“When they do the stilts, the young ones only dance waltzes and polkas, and so on. They have to use their hands for doing the graceful attitudes. My wife, as I said before, does the gun exercise besides dancing, and it’s always very successful with the audience, and goes down tremendously. The performances of the three takes about twenty minutes, I think, for I never timed it exactly. I’ve been at some fairs when we have done our performances eighteen times a-day, and I’ve been at some where I’ve only done it four or six, for it always depends upon what business is being done. That’s the truth. When the booth is full, then the inside performance begins, and until it is, the parade work is done. There are generally persons engaged expressly to do the parade business.

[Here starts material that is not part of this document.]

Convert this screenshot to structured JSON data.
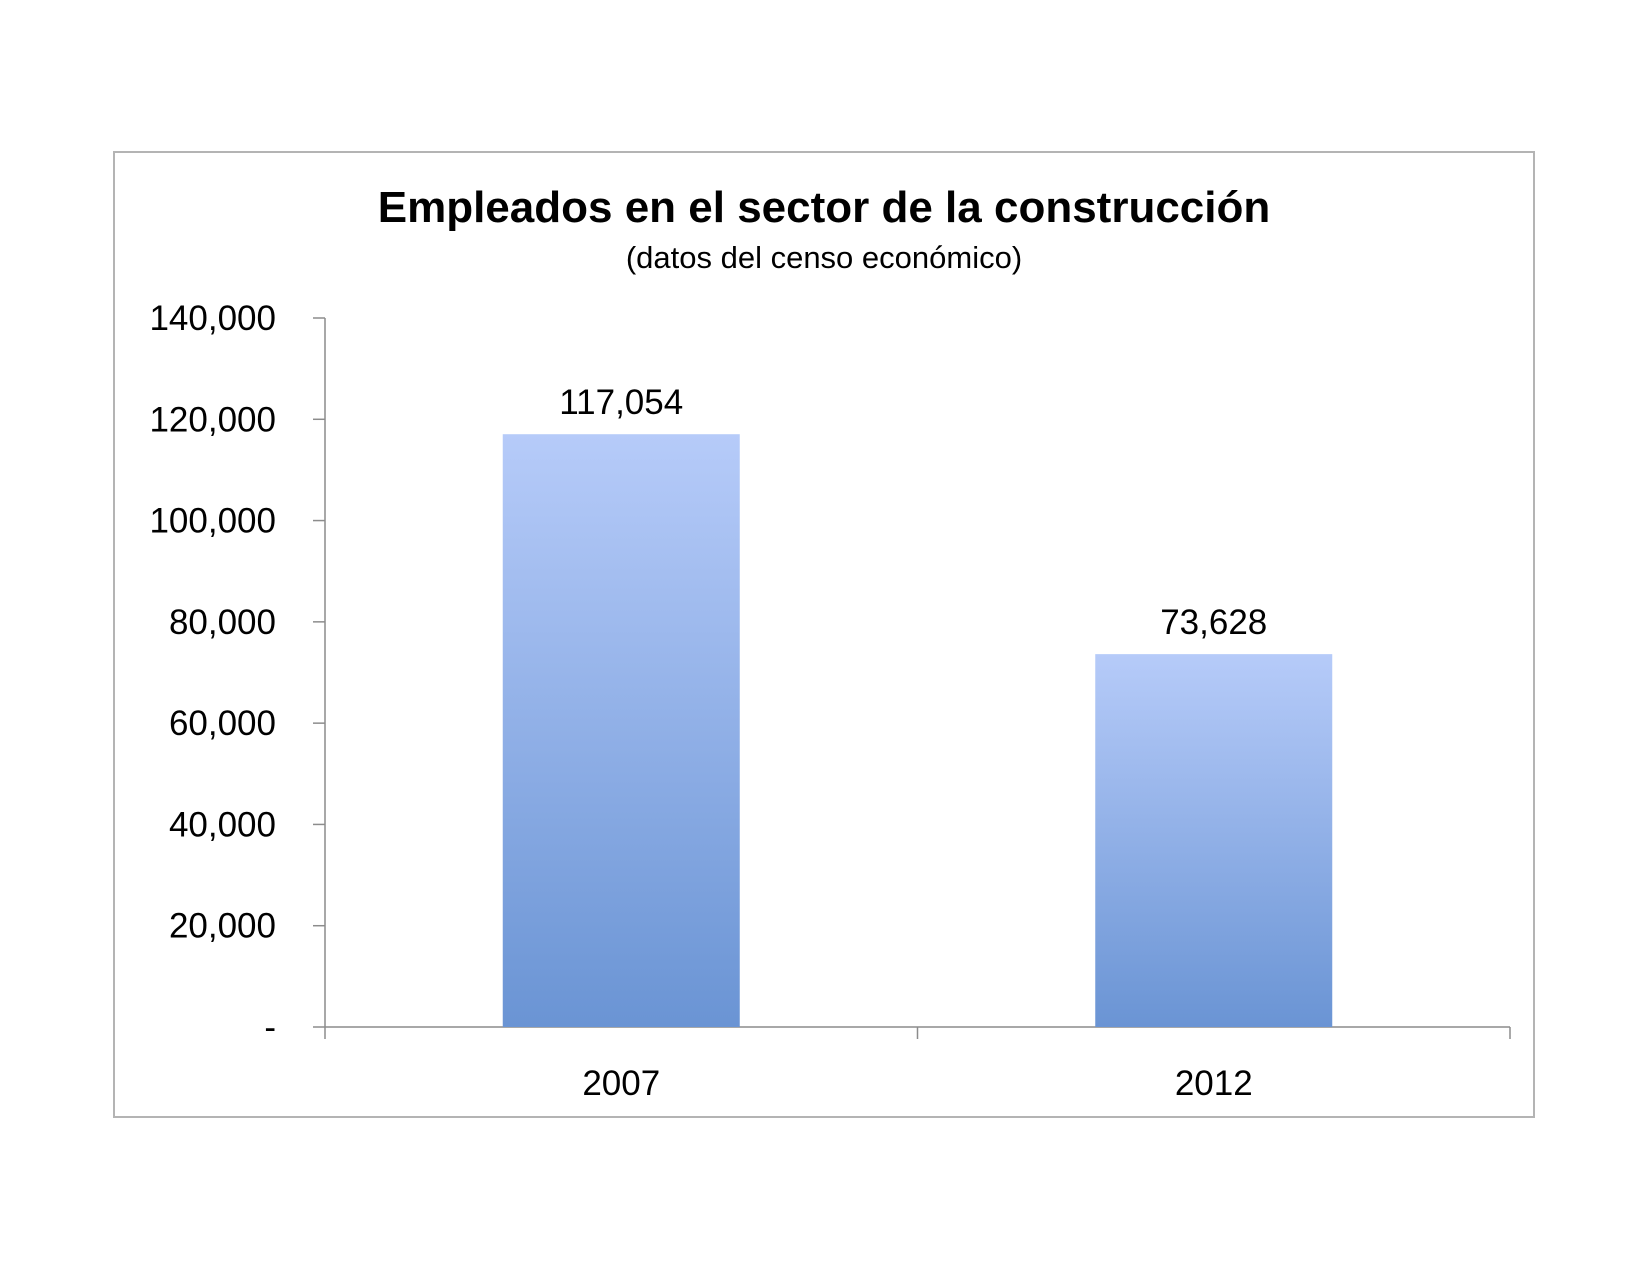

“I never knew my girls catch cold at a fair, for they are generally held in hot weather, and the heat is rather more complained of than the cold. My young ones put on three or four different dresses during a fair—at least mine do. I don’t know what others do. Each dress is a different colour. There is a regular dressing-room for the ladies under the parade carriages, and their mother attends to them.

STREET-PERFORMERS ON STILTS.

[From a Sketch.]

“Very often after their performances they get fruit and money thrown to them into the ring. I’ve known seven or eight shillings to be thrown to them in coppers and silver, but it’s seldom they get more than a shilling or so. I’ve known ladies and gentlemen wait for them when they went to take off their dresses after they have done, and give them five or six shillings.

“When we go to fairs, I always pack the young ones off to bed about nine, and never later than ten. They don’t seem tired, and would like to stop up all night, I should think. I don’t know how it is with other kids.

“I send my young ones to school every day when there is no business on, and they are getting on well with their schooling. When we go to a country engagement, then I send them to a school in the town if we stop any time.

“Ours is, I think, the only family doing the rope-dancing and stilt-vaulting. I don’t know of any others, nor yet of any other children at all who do it.